Migration, particularly to or within urban areas, is significantly associated with increased CVD risk among older Indian males. The findings underscore the need for public health policies that address urban lifestyle risks and improve health monitoring and preventive care for migrant populations.
流动中的健康:印度老年男性移民患心血管疾病的风险
背景心血管疾病(CVD)仍然是全球发病率和死亡率的主要原因,在印度等低收入和中等收入国家造成的负担越来越重。快速城市化、生活方式的改变和人口结构的变化使国内移徙成为健康的关键决定因素。本研究旨在调查印度老年男性移民与心血管疾病之间的关系。方法数据来自印度纵向老龄化研究(LASI Wave-1),包括29,944名45岁及以上的男性受访者。
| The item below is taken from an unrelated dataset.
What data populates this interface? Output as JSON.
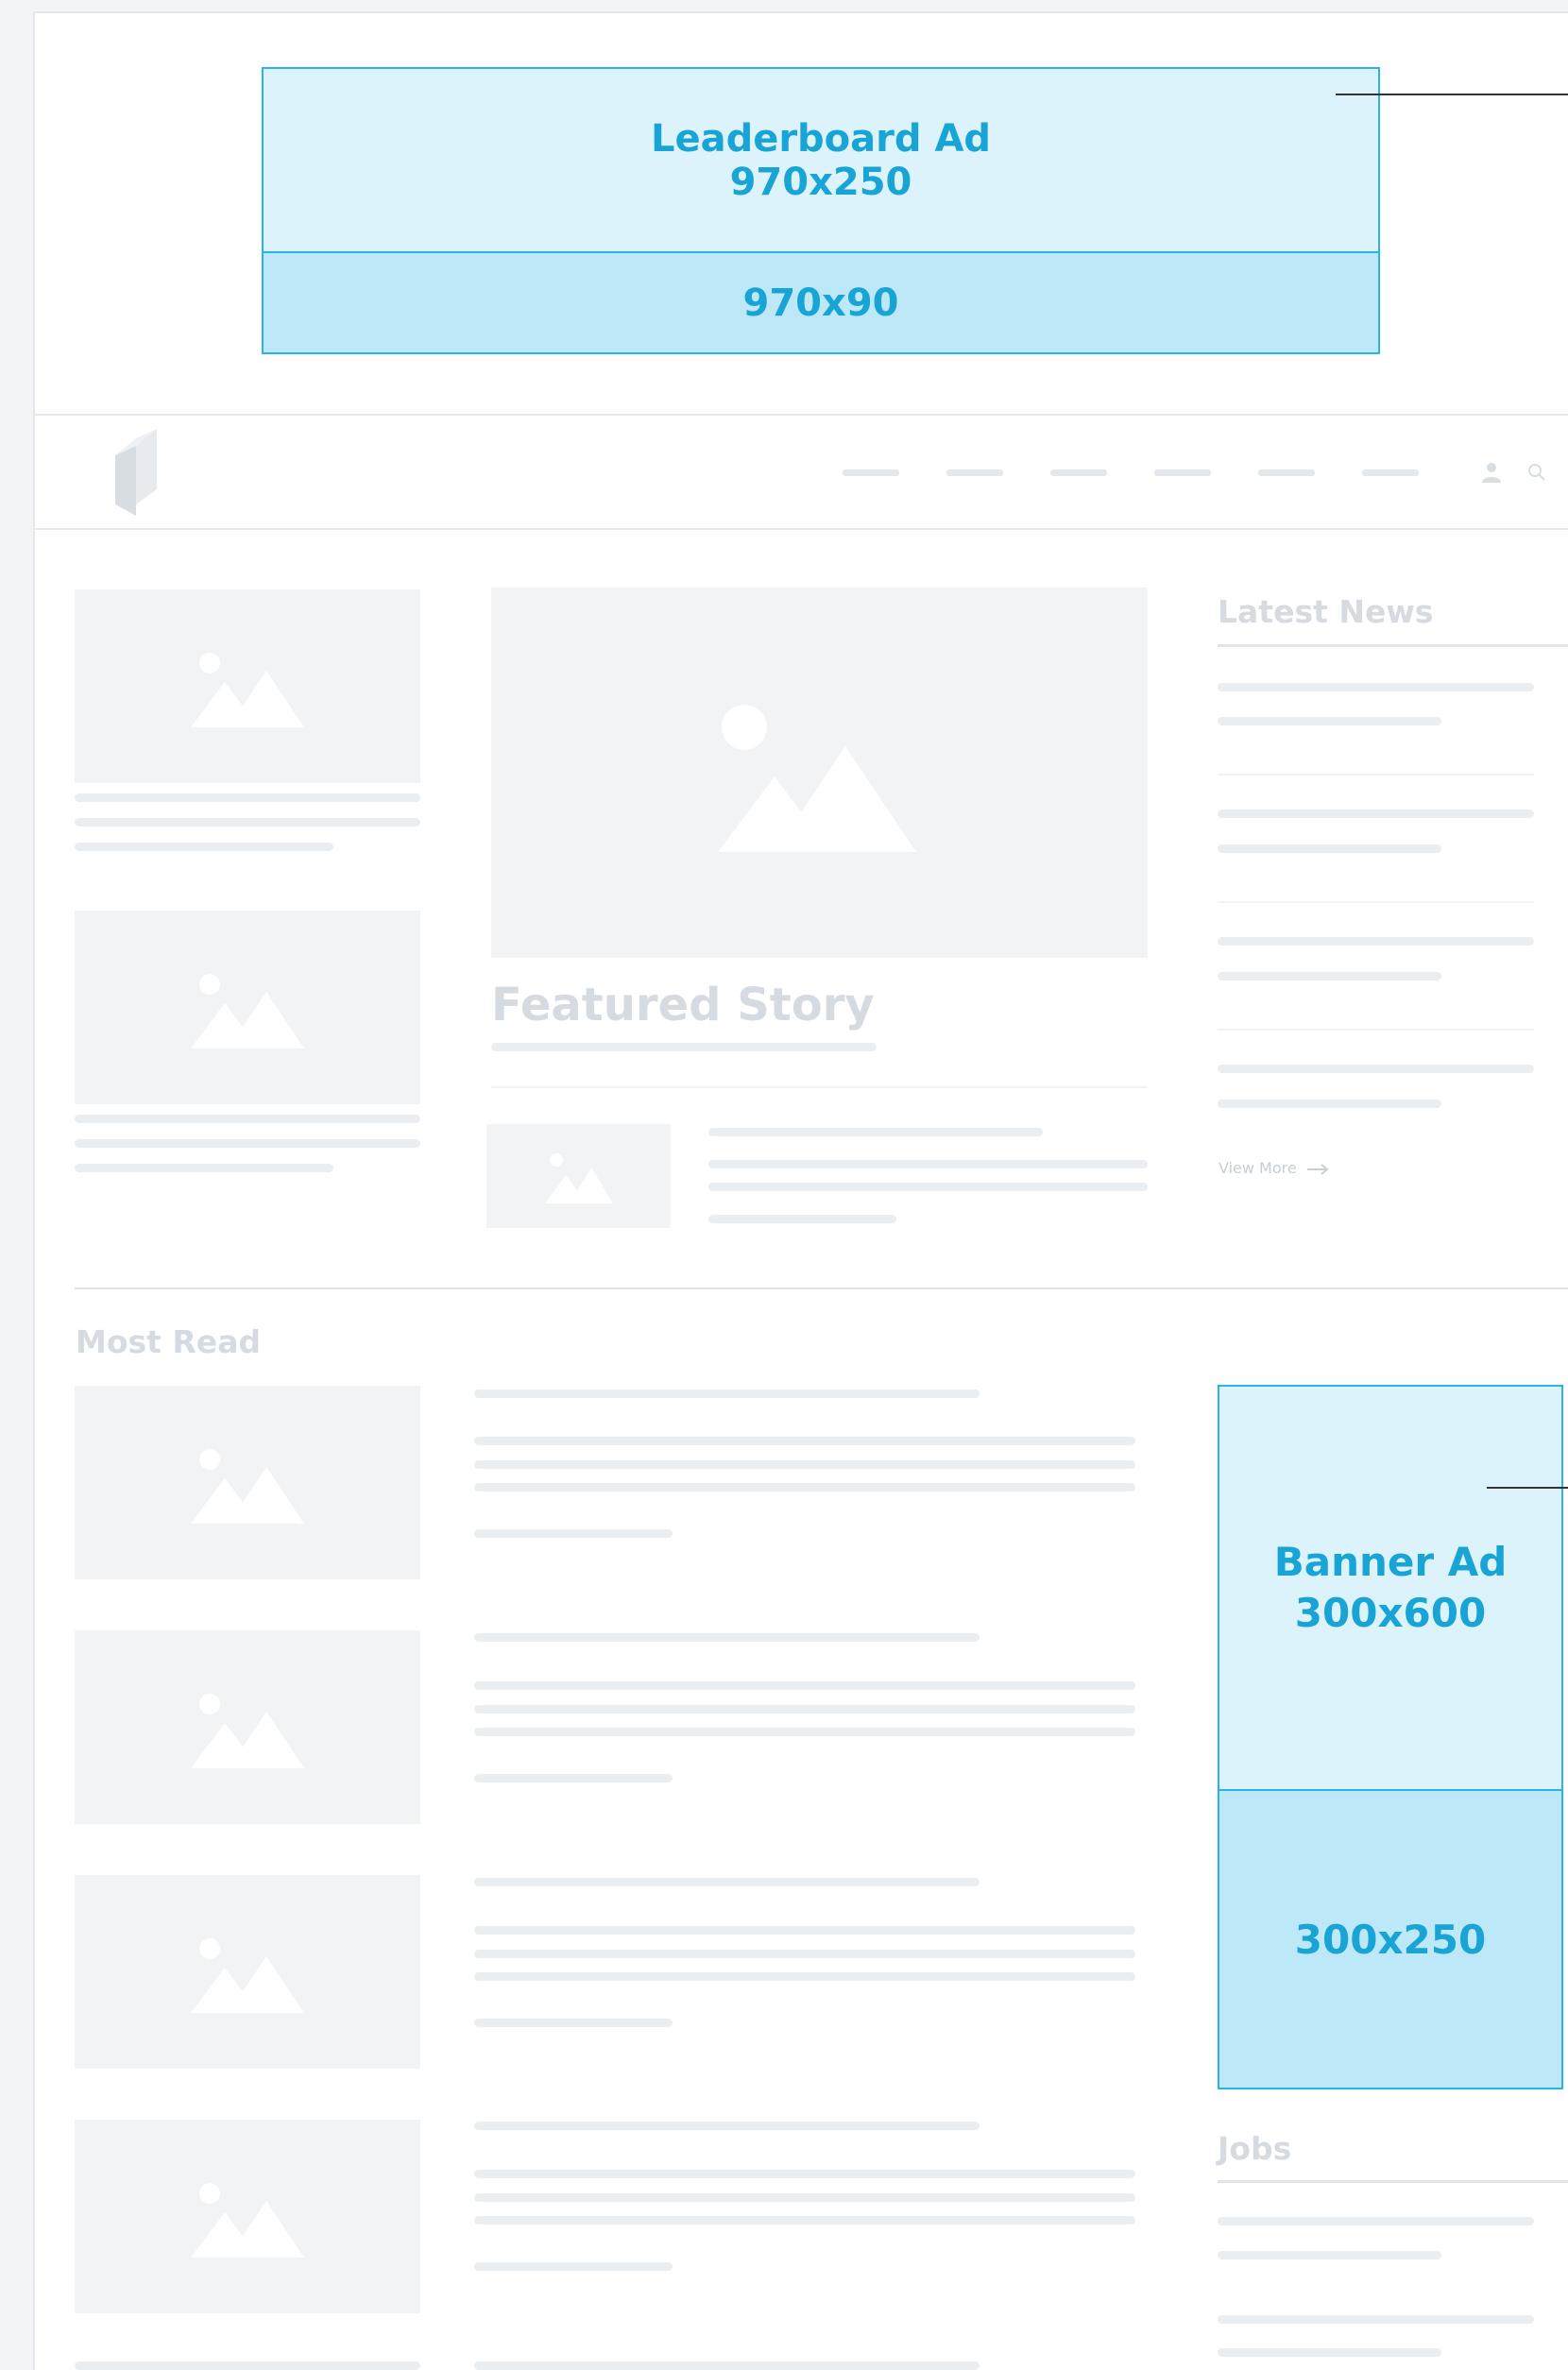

采用描述性统计、多元逻辑回归和费尔利分解分析分析迁移与自报CVD之间的关系。迁移流分为农村-农村、农村-城市、城乡和城市-城市。结果移民患心血管疾病的几率明显高于非移民(调整OR: 1.12, 95% CI: 1.05-1.19)。涉及城市暴露的移民流(农村-城市和城市-城市)与较高的心血管疾病风险相关。在目的地停留时间较长、州际迁移和生命早期迁移也与心血管疾病风险增加有关。城市居住、高等教育、较好的经济地位和失业与心血管疾病风险升高独立相关。费尔利分解结果表明,81%的迁移人口与非迁移人口的CVD差异可以用观测因子来解释,其中居住地(50.25%)、教育程度(18.85%)和MPCE五分位数(9.23%)是主要的影响因素。结论:移民,特别是到城市地区或在城市地区的移民,与印度老年男性心血管疾病风险增加显著相关。研究结果强调,需要制定公共卫生政策,解决城市生活方式风险,并改善对流动人口的健康监测和预防保健。
本文章由计算机程序翻译,如有差异,请以英文原文为准。